Four Core Modules Breakdown

Module 1

Question Scenarios (Prompts)

What it does

Helps you view in real buyer prompts, which questions are more likely to trigger AI recommendations, and mapping how your products and competitors behave.

What you use it to see
  • Question scenarios most worthy of attention
  • Where your product is mentioned often
  • Where competitors perform stronger
  • Recommendation evidence utilized by the AI
Suitable to solve
  • Why you fail to enter high-value prompt paths
  • Why competitors easily dominate specific queries
  • Which buyer prompts mandate content coverage
Module 2

Competitor Analysis (Competitors)

What it does

Helps you heavily scrutinize competitors' positioning performance in AI recommendations, exposing who steals your traffic, and precisely in which contexts.

What you use it to see
  • Who your true core AI-era opponents are
  • Products co-appearing in recommendations
  • Scenarios competitors continuously conquer
  • Content directions the AI heavily favors
Suitable to solve
  • Why opponents are fully recommended while you aren't
  • Identifying opponents' "advantageous fortresses"
  • Structural differences influencing the AI's algorithm
Module 3

Cognitive Diagnosis (Cognition)

What it does

Serves as a truth detector to verify if the LLM architecture definitively understands your product's selling points without hallucinations or cognitive biases.

What you use it to see
  • If AI correctly identifies core value props
  • If AI actively omits crucial descriptors
  • If AI dangerously misinterprets capabilities
  • Phrasing syntax hostile to machine parsing
Suitable to solve
  • Products have advantages but AI is mute on them
  • Unoptimized expressions ruining semantic accuracy
  • Selling points failing to cross the AI threshold
Module 4

Keyword Analysis (Keywords)

What it does

Helps you dynamically bridge conventional search terms directly into conversational intent streams, unlocking uncharted SEO real estate opportunities.

What you use it to see
  • The psychological necessity behind search queries
  • Deep content voids spanning high-frequency paths
  • Taxonomy directions demanding immediate funding
  • Copywriting injections for immediate Listing gains
Suitable to solve
  • Keywords converting traffic but stalling AI metrics
  • Intent ecosystems enduring gross undercoverage
  • Content schemas demanding priority scaffolding

Recommended Analytic Chronology

1. Audit Your Own Asset First

First, confirm fundamentally whether your product has already penetrated the AI recommendation loop, and catalog inside which exact question scenarios it currently performs optimally or critically weak.

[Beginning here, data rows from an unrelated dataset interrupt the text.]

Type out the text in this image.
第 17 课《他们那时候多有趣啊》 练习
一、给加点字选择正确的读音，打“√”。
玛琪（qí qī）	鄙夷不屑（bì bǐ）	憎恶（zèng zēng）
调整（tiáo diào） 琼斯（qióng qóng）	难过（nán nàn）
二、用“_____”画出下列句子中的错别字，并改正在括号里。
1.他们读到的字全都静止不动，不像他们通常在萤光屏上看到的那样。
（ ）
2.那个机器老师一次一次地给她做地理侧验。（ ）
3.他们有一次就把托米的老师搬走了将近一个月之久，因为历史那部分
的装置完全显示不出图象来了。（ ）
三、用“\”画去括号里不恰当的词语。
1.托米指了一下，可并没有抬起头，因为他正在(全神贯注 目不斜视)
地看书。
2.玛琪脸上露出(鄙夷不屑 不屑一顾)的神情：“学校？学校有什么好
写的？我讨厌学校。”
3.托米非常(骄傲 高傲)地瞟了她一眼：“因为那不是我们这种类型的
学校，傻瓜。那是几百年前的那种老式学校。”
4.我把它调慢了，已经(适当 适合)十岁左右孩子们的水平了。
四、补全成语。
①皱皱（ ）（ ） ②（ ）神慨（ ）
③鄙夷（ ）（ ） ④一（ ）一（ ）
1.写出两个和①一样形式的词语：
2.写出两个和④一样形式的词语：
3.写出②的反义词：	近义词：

2. Interrogate Core Competitors

View your arch-rivals' performance cross-referenced against identical prompt scenarios. Compare scientifically the variables causing them to be highlighted and map their content structure advantages.

3. Evaluate Cognition & Lexicon

Further dissect if the generative AI correctly visualizes your product's architecture, and highlight precisely which SEO keywords and question intents mandate immediate capital and labor investment.

4. Export Final Execution Ledger

Based objectively on the aggregated variables, chronologically organize actual optimization tasks:

Adjust Title Copy
Revise 5 Bullets
Inject A+ Scenarios
Tweak Ratings UX
Plant Missing Q&A
Fortify Meta Attributes

Operational Advice Formulated by Experts

Observe Continuously, Don't Panic Buy Once

The Amazon Rufus recommendation algorithm and competitor semantic performance dynamically iterate. Relying on a single snapshot is dangerous; we strongly mandate establishing continuous monitoring rituals.

Transform "Reporting" into "Deploying"

Never stall at merely analyzing the UI charts. The ultimate economic victory lies in forging an executable pipeline task list directly derived from these factual parameters.

Synthesize AI Judgments and Base SEO

Recommendation triggers are intrinsically bound to your Listing's linguistic scaffolding. Constantly cross-validate AI assertions against the raw strings residing within your Title, Meta, QA, and active Review ecosystem for a holistic diagnosis.